# Separate gold and silver powder?



## SweetGold (May 25, 2011)

How does mixed silver and gold powder get separated? The assumption is both are 999 and 24K respectively. Are there several methods?


----------



## goldsilverpro (May 25, 2011)

Assuming the mix is made up of separate Au or Ag particles and not an alloy of these metals, hot concentrated (about 67% to 70%) nitric acid, first diluted with an equal volume of distilled water, will dissolve the silver but not the gold. It will take about 2.5 ml of this diluted nitric to dissolve 1 gram of 999 silver. After dissolving, the silver can be recovered by placing copper, usually in the form of clean copper tubing, copper buss bar, or solid copper wire, in the solution. This process is called cementation and much has been written about it on this forum.

This process also works on Au/Ag alloys if there is at least 3 times as much silver in the alloy as there is gold.


----------



## Irons (May 25, 2011)

Be sure to filter out the Gold from the solution before putting in the Copper, or you will get back your mixture of Gold and Silver powder. :mrgreen:


----------



## SweetGold (May 25, 2011)

goldsilverpro said:


> Assuming the mix is made up of separate Au or Ag particles and not an alloy of these metals, hot concentrated (about 67% to 70%) nitric acid, first diluted with an equal volume of distilled water, will dissolve the silver but not the gold. It will take about 2.5 ml of this diluted nitric to dissolve 1 gram of 999 silver.

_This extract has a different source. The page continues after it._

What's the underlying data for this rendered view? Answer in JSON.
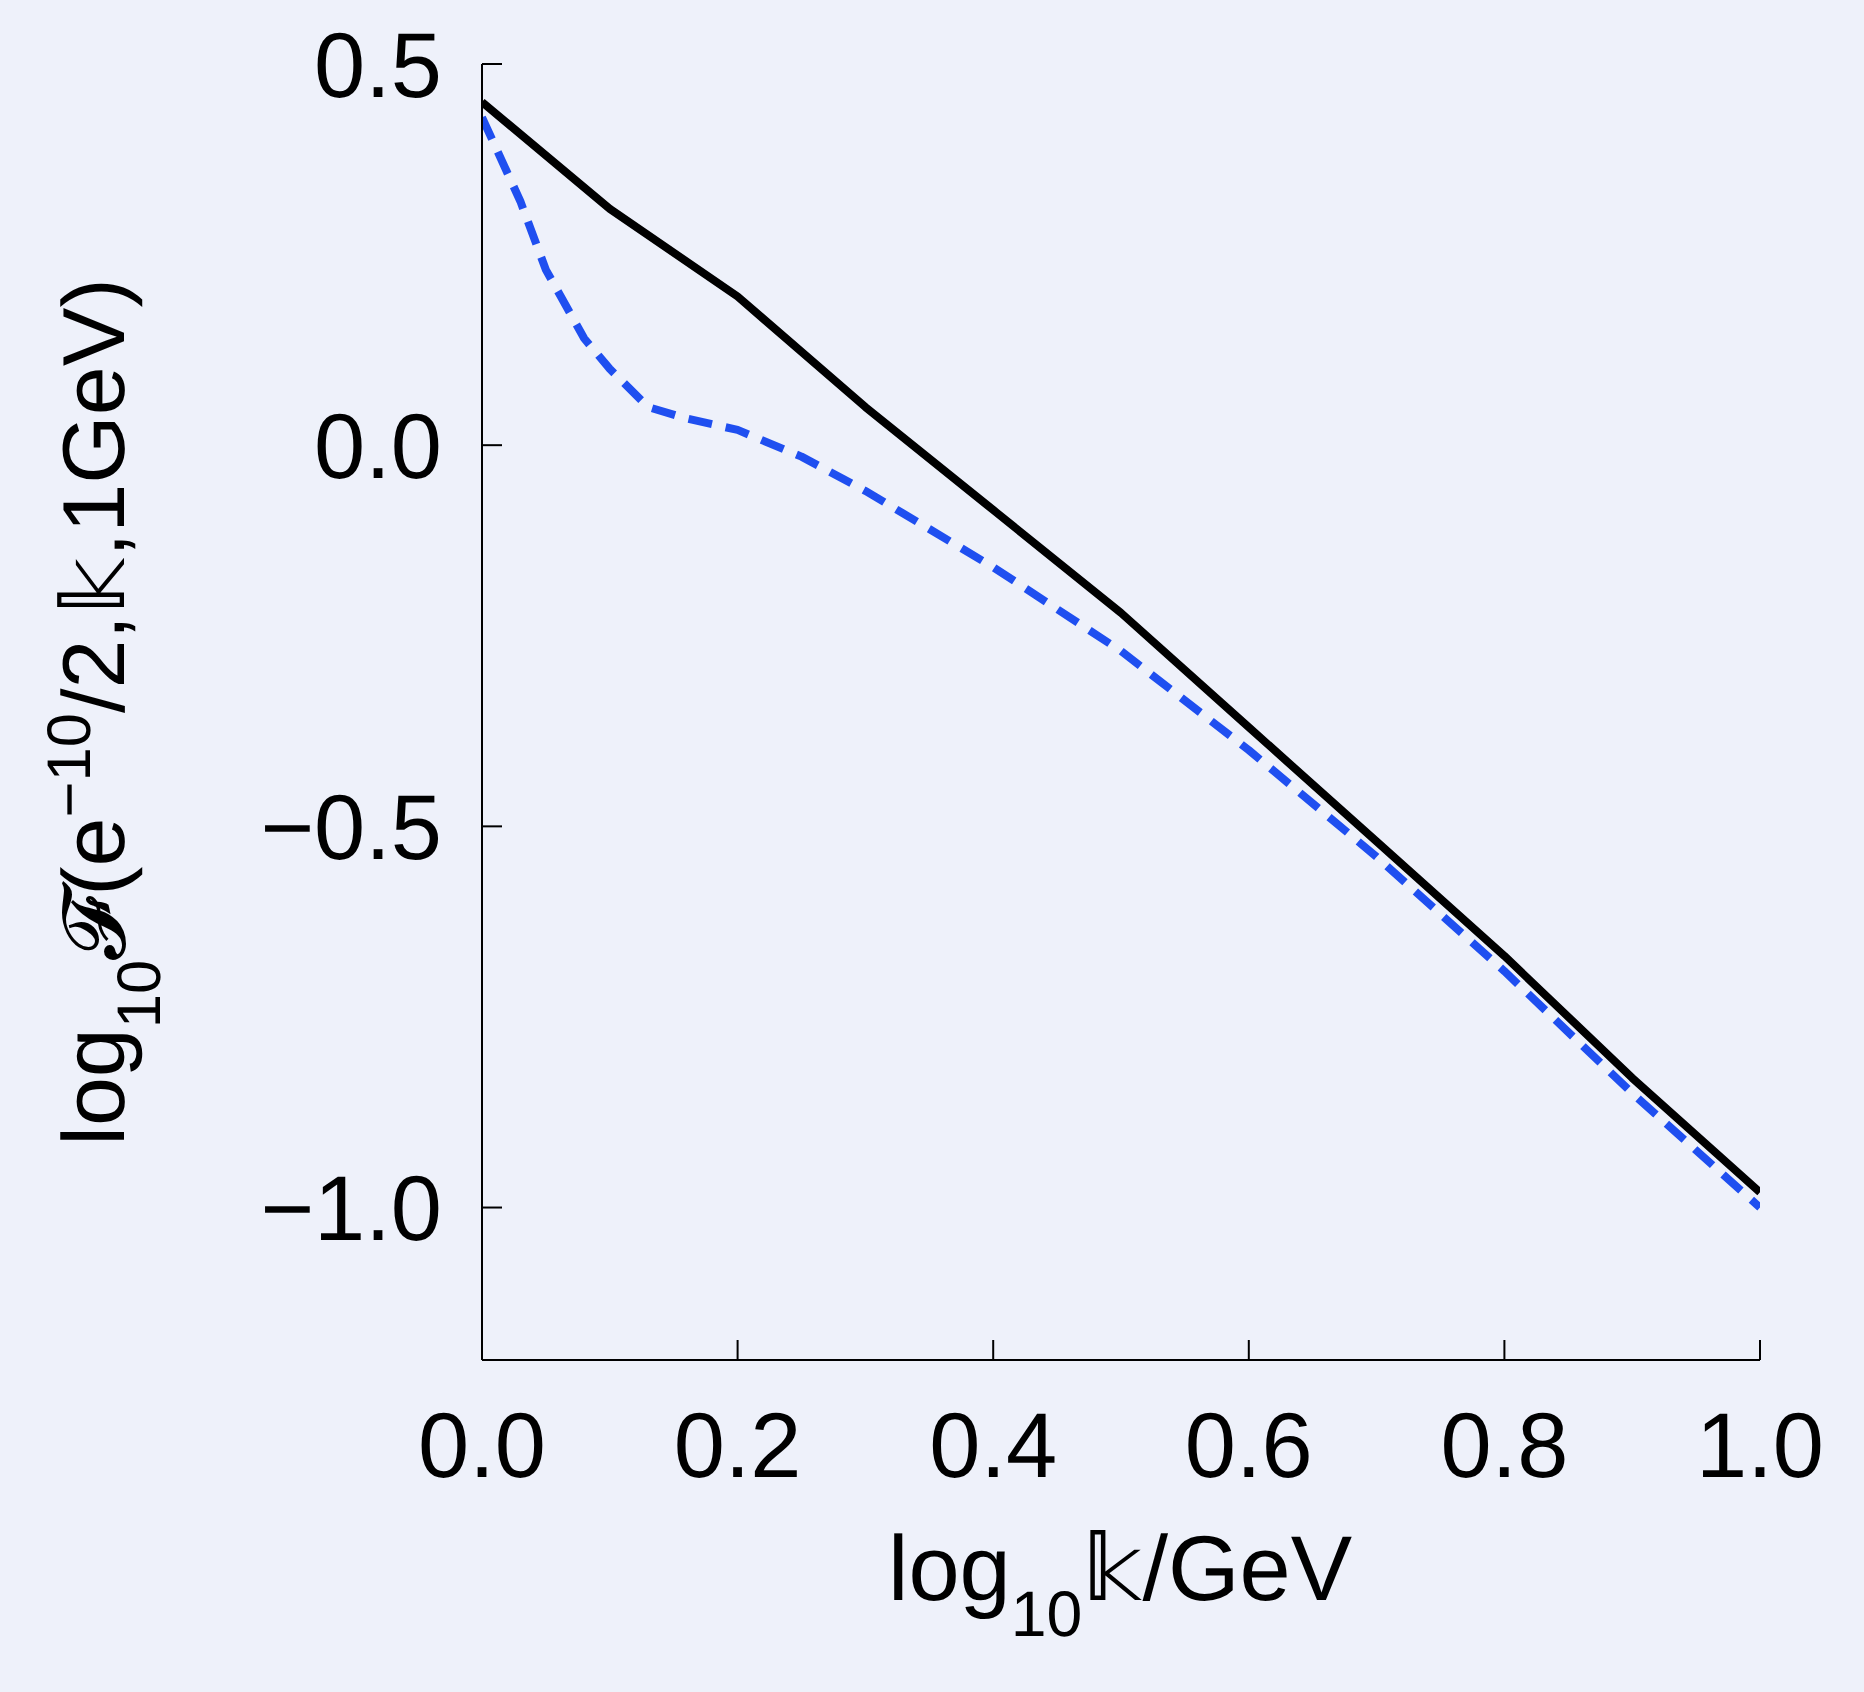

After dissolving, the silver can be recovered by placing copper, usually in the form of clean copper tubing, copper buss bar, or solid copper wire, in the solution. This process is called cementation and much has been written about it on this forum.



Funny, I just watched your video on the silver recovery with nitric acid. (Great stuff, btw!  ) However, there you ended up with silver chloride. Here you're saying to use copper as a collector? I guess I will have to look into the cementation process. Though actually Im more interested in recovering the gold haha....



> This process also works on Au/Ag alloys if there is at least 3 times as much silver in the alloy as there is gold.



What if it isnt? Let's say its 1:1, what process would you have to use then? 



Irons said:


> Be sure to filter out the Gold from the solution before putting in the Copper, or you will get back your mixture of Gold and Silver powder. :mrgreen:



Yes, the gold hehe... . So how do I filter the gold out of the nitric acid solution? Preferably without losing any of the silver - though as I stated, Im not that concerned about it. Thanks!


----------



## goldsilverpro (May 25, 2011)

That was lazersteve's silver video and not mine.

If the powder is a 1:1 Au/Ag alloy, you would need to add enough silver, by melting it all together, to make the alloy at least 3 parts silver to 1 part gold. After melting, the molten metal should be poured into a deep container of water. This will increase the surface area and will make the dissolving go faster.


----------



## SweetGold (May 30, 2011)

goldsilverpro said:


> That was lazersteve's silver video and not mine.



Sorry for the mix up! Forgive a newbie.  So my compliment goes to lazersteve instead. :lol: 



> If the powder is a 1:1 Au/Ag alloy, you would need to add enough silver, by melting it all together, to make the alloy at least 3 parts silver to 1 part gold. After melting, the molten metal should be poured into a deep container of water. This will increase the surface area and will make the dissolving go faster.



Do you think commercial refiners would go through such trouble if the alloyed powder amount was just a few grams?


----------